Die Klägerin trägt die Kosten des Rechtsstreits.
Das Urteil ist vorläufig vollstreckbar.
Die Klägerin darf die Vollstreckung durch Sicherheitsleistung oder Hinterlegung in Höhe von 110 % des aufgrund des Urteils vollstreckbaren Betrages abwenden, wenn nicht der Beklagte vor der Vollstreckung Sicherheit in Höhe von 110 % des jeweils zu vollstreckenden Betrages leistet.
Die Klage wird abgewiesen.
2Die Klägerin trägt die Kosten des Rechtsstreits.
3Das Urteil ist vorläufig vollstreckbar.
4Die Klägerin darf die Vollstreckung durch Sicherheitsleistung oder Hinterlegung in Höhe von 110 % des aufgrund des Urteils vollstreckbaren Betrages abwenden, wenn nicht der Beklagte vor der Vollstreckung Sicherheit in Höhe von 110 % des jeweils zu vollstreckenden Betrages leistet.
5Tatbestand
6Die Parteien streiten um Schadensersatzansprüche aufgrund eines Verkehrsunfalls, der sich am 14.09.2019 in Mülheim an der Ruhr ereignete.
7Die Haftung des Beklagten für die unfallbedingten Schäden dem Grunde nach war vorprozessual zwischen den Parteien unstreitig. Die Haftpflichtversicherung des Beklagten, I AG, regulierte vorprozessual Reparaturkosten i.H.v. 3.001,71 €, Nutzungsausfall i.H.v. 472,00 €, eine Kostenpauschale i.H.v. 25,00 € sowie Anwaltskosten i.H.v. 474,50 €. Streitig sind zwischen den Parteien nunmehr die Sachverständigenkosten.
8Das Fahrzeug der Klägerin wurde in ihrem eigenen Kfz-Sachverständigenbüro J von dem bei ihr beschäftigten Sachverständigen Herrn J2, ihrem Ehemann, begutachtet. Hierfür stellte die Klägerin unter ihrer Firma L am 28.10.2019 einem Betrag von netto 697,60 € bzw. brutto 830,40 € in Rechnung. Die Reparatur selbst erfolgte anschließend im Autohaus D GmbH & Co. KG. Trotz anwaltlicher Zahlungsaufforderung wurden die Sachverständigenkosten nicht ausgeglichen.
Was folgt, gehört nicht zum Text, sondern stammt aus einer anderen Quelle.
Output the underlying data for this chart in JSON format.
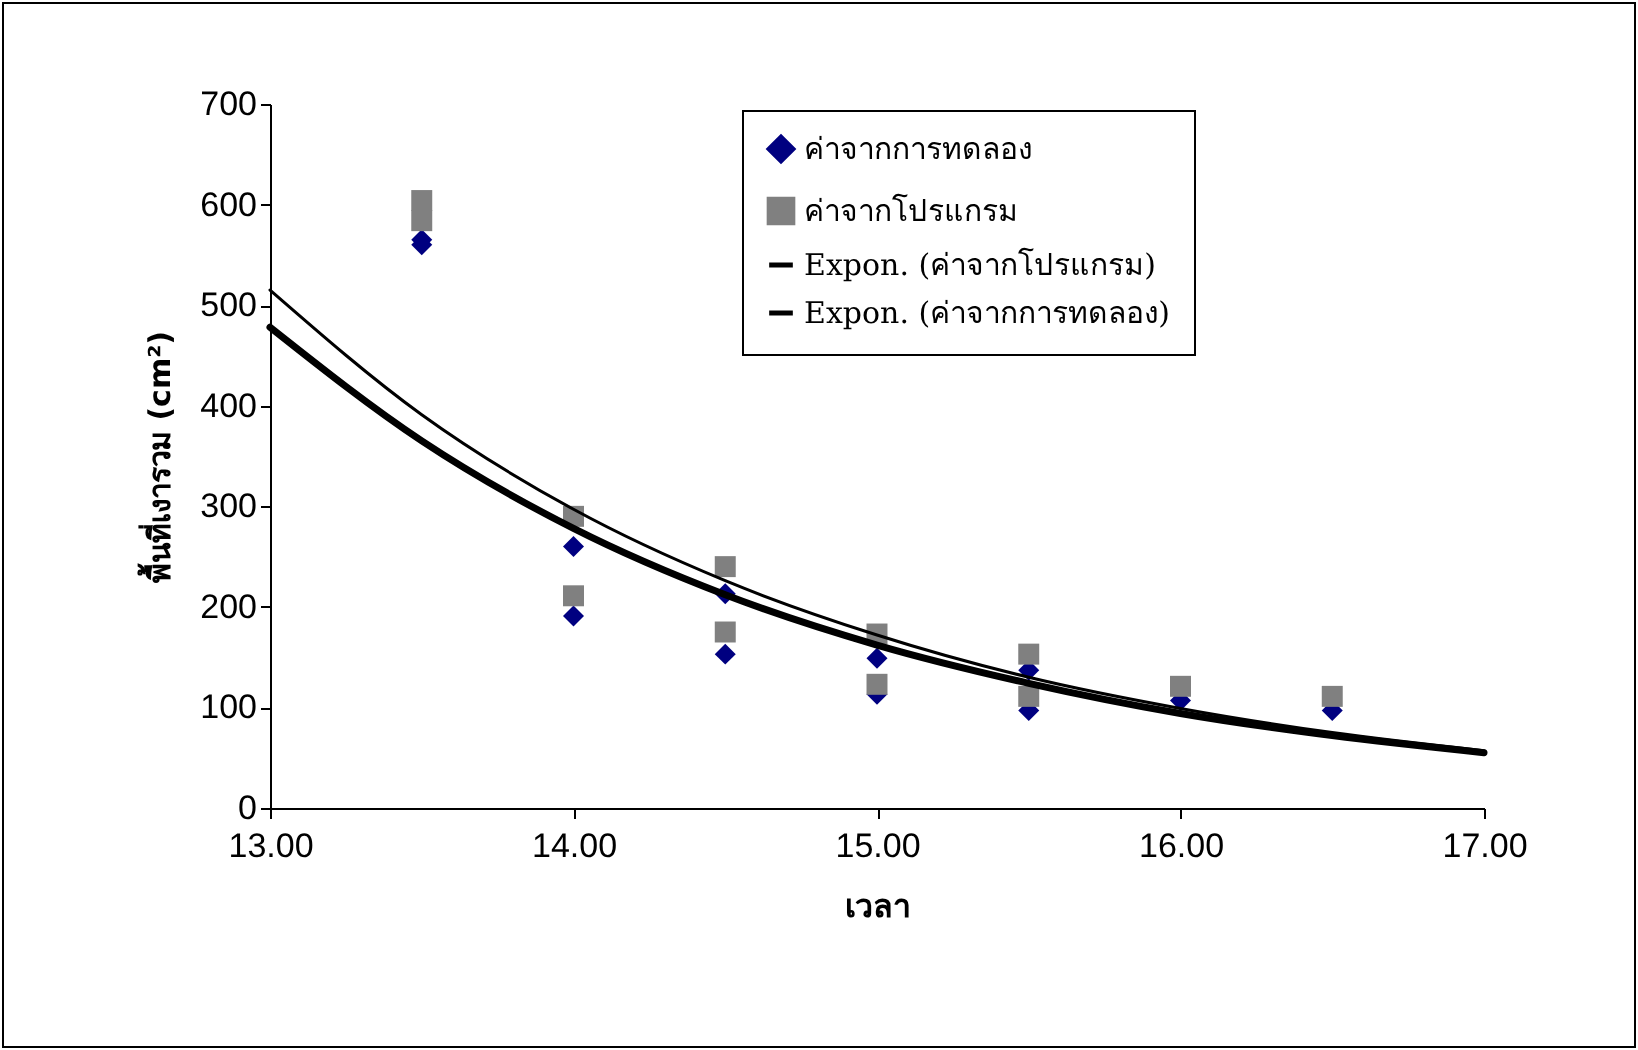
{
  "chart_data": {
    "type": "scatter",
    "xlabel": "เวลา",
    "ylabel": "พื้นที่เงารวม (cm²)",
    "xlim": [
      13,
      17
    ],
    "xticks": [
      {
        "value": 13,
        "label": "13.00"
      },
      {
        "value": 14,
        "label": "14.00"
      },
      {
        "value": 15,
        "label": "15.00"
      },
      {
        "value": 16,
        "label": "16.00"
      },
      {
        "value": 17,
        "label": "17.00"
      }
    ],
    "ylim": [
      0,
      700
    ],
    "yticks": [
      0,
      100,
      200,
      300,
      400,
      500,
      600,
      700
    ],
    "grid": false,
    "legend": "top right",
    "series": [
      {
        "name": "ค่าจากการทดลอง",
        "marker": "diamond",
        "color": "#000080",
        "x": [
          13.5,
          13.5,
          14,
          14,
          14.5,
          14.5,
          15,
          15,
          15.5,
          15.5,
          16,
          16.5
        ],
        "values": [
          560,
          565,
          260,
          191,
          213,
          153,
          149,
          113,
          137,
          97,
          107,
          97
        ]
      },
      {
        "name": "ค่าจากโปรแกรม",
        "marker": "square",
        "color": "#808080",
        "x": [
          13.5,
          13.5,
          14,
          14,
          14.5,
          14.5,
          15,
          15,
          15.5,
          15.5,
          16,
          16.5
        ],
        "values": [
          604,
          584,
          290,
          211,
          240,
          175,
          173,
          123,
          153,
          111,
          121,
          111
        ]
      },
      {
        "name": "Expon. (ค่าจากโปรแกรม)",
        "type": "line",
        "marker": "none",
        "color": "#000000",
        "x": [
          13,
          13.5,
          14,
          14.5,
          15,
          15.5,
          16,
          16.5,
          17
        ],
        "values": [
          515,
          391,
          297,
          226,
          172,
          130,
          99,
          75,
          57
        ]
      },
      {
        "name": "Expon. (ค่าจากการทดลอง)",
        "type": "line",
        "marker": "none",
        "color": "#000000",
        "x": [
          13,
          13.5,
          14,
          14.5,
          15,
          15.5,
          16,
          16.5,
          17
        ],
        "values": [
          478,
          365,
          278,
          212,
          162,
          124,
          94,
          72,
          55
        ]
      }
    ]
  }
}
9Die Klägerin ist der Ansicht, die geltend gemachten Kosten von netto 697,60 € seien in voller Höhe erstattungsfähig. Es bestehe auch kein Interessenkonflikt hinsichtlich des Sachverständigen J. Die in Rechnung gestellten Kosten entsprächen den marktüblichen und angemessenen Kosten. Das Sachverständigengutachten sei fachgerecht und mangelfrei erstellt worden. Es seien Reparaturkosten i.H.v. 3.194,31 € netto bzw. 3.801,23 € brutto angefallen. Die Klägerin sei selbstverständlich auch Eigentümerin des Fahrzeugs.
10Die Klägerin beantragt,
11den Beklagten zu verurteilen, an sie 697,60 € nebst Zinsen in Höhe von 5 Prozentpunkten über dem Basiszinssatz seit dem 14.11.2019 zu zahlen.
12Der Beklagte beantragt,
13die Klage abzuweisen.
14Der Beklagte bestreitet das Eigentum der Klägerin mit Nichtwissen. Der Beklagte ist der Ansicht, die Kosten für das Sachverständigengutachten seien nicht erstattungsfähig. Die Klägerin sei infolge einer Konfusion schon gar nicht mit einer Verbindlichkeit belastet. Das Sachverständigengutachten sei darüber hinaus auch unbrauchbar. Der betraute Gutachter habe sich als Angestellter und zudem Ehemann in einem Interessenkonflikt befunden. Das Gutachten sei darüber hinaus auch mängelbehaftet. Es seien allenfalls unfallbedingte Schäden i.H.v. 3.001,71 € netto angefallen. Zudem sei die Höhe der Kosten für das Gutachten nicht ordnungsgemäß berechnet worden.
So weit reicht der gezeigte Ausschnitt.